The T620 has no physical buttons but the touch-sensitive surface offers plenty of controls. A sensor built into the casing recognises certain movements and gestures so you can do much more than just a left or right click.
The various gestures and controls are all outlined in detail in a series of videos on Logitech's website. You can scroll horizontally and vertically (notched or smooth), zoom in and out, and move forwards and backwards a page (as usually controlled by thumb buttons). Pressing the top of the casing twice minimises all your windows for fast access to the desktop. These functions will be completely useless for image editors or gamers but they'll be very handy for office computing and surfing the Internet.
A whole load of extra functions are available to Windows 8 users, such as switching from one app to another with a simple finger movement. Note, however, that you'll need to install Logitech's driver for the PC to recognise these movements. Without it, you only get the left and right click functions and the virtual scroll wheel.
The mouse communicates with your PC via a small USB receiver. This sticks out barely half a centimetre from the USB port when connected, so you aren't likely to knock it out by accident. However, its small size does make the USB receiver quite easy to lose, especially when on the move. That's no doubt why Logitech has included an onboard storage compartment for the receiver just next to the batteries.
The polling rate of 125 Hz won't be fast enough for hardcore gamers but it's perfectly fine for occasional gaming and office computing.

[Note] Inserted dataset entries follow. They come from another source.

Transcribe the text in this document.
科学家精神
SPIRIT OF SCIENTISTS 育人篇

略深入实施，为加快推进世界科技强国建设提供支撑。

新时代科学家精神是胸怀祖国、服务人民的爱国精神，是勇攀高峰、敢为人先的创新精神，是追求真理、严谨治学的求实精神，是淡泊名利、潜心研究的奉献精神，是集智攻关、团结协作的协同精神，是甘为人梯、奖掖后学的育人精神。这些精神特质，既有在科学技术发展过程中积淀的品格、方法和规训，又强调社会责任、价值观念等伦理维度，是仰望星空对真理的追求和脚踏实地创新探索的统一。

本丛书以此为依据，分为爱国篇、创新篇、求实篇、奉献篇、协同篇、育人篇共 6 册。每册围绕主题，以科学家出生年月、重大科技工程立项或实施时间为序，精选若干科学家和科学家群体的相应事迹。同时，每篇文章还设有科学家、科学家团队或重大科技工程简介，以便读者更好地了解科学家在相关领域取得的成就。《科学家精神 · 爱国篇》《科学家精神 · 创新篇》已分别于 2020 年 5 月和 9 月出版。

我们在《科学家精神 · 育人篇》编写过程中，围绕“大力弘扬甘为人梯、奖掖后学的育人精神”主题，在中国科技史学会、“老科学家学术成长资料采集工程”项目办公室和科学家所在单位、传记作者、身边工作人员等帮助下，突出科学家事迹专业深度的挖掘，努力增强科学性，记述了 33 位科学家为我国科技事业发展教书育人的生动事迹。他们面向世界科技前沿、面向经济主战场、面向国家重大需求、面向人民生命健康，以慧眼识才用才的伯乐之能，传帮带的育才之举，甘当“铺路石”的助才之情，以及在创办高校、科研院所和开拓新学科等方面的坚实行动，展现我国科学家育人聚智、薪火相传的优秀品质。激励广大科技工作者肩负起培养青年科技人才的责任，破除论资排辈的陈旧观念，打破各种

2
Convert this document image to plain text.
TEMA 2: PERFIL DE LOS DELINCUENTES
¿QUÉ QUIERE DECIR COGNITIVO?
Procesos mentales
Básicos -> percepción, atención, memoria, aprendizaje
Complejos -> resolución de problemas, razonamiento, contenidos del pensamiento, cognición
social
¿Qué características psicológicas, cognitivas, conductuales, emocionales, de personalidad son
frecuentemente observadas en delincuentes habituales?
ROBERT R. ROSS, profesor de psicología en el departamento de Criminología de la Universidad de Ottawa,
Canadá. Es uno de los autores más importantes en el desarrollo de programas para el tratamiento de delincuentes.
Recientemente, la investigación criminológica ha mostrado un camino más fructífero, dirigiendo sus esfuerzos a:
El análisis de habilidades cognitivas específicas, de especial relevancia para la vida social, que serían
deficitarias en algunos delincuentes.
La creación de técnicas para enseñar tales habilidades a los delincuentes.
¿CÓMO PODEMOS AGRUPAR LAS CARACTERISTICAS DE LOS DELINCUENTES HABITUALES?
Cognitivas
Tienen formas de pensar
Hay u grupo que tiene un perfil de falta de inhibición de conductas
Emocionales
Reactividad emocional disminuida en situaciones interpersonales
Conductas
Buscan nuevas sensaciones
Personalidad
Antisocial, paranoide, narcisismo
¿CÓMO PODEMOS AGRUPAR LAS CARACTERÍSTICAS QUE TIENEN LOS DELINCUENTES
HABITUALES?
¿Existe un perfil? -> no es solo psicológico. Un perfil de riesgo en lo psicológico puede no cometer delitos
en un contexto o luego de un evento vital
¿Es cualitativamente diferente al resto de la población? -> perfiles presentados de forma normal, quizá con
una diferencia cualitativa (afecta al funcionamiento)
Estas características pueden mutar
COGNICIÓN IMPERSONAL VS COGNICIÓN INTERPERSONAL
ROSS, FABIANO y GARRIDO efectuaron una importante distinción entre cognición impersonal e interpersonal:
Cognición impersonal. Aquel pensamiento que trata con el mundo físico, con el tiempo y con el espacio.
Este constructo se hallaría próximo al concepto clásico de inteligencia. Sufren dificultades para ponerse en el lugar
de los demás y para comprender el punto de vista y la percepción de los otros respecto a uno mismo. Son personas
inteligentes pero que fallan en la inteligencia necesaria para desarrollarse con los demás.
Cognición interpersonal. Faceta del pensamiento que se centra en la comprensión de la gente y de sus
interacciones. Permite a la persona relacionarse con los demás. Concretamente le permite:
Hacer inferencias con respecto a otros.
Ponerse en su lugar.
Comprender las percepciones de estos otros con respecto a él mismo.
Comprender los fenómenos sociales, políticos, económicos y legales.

A gaming mouse needs a sensor that can track movements
of at least 3 metres per second.
And, if that wasn't enough to put off gamers, the fact the T620 can only track movements of up to 1.2 metres per second probably will be. That's nowhere near speedy enough for fast-action FPS where every split-second counts (Call of Duty, Half Life, etc.). However, it won't be much of a problem in other kinds of games or applications.
- Small, discreet USB receiver
- Several Logitech wireless peripherals can be synced to the same USB receiver via the driver (see inset)
- Touch-control virtual scroll wheel for notched or smooth horizontal or vertical scrolling
- Suitable for left- and right-handed users
- Low maximum movement tracking speed (1.2 m/s)
- No thumb buttons
- DPI can't be adjusted on the fly (for gamers)
- Too small for ideal ergonomics (11 cm long)
- No built-in recharging system (AA batteries)
With the Touch Mouse T620, Logitech is back on par with Microsoft and its Explorer Touch Mouse. However, this mouse is only really suitable for office computing and web browsing.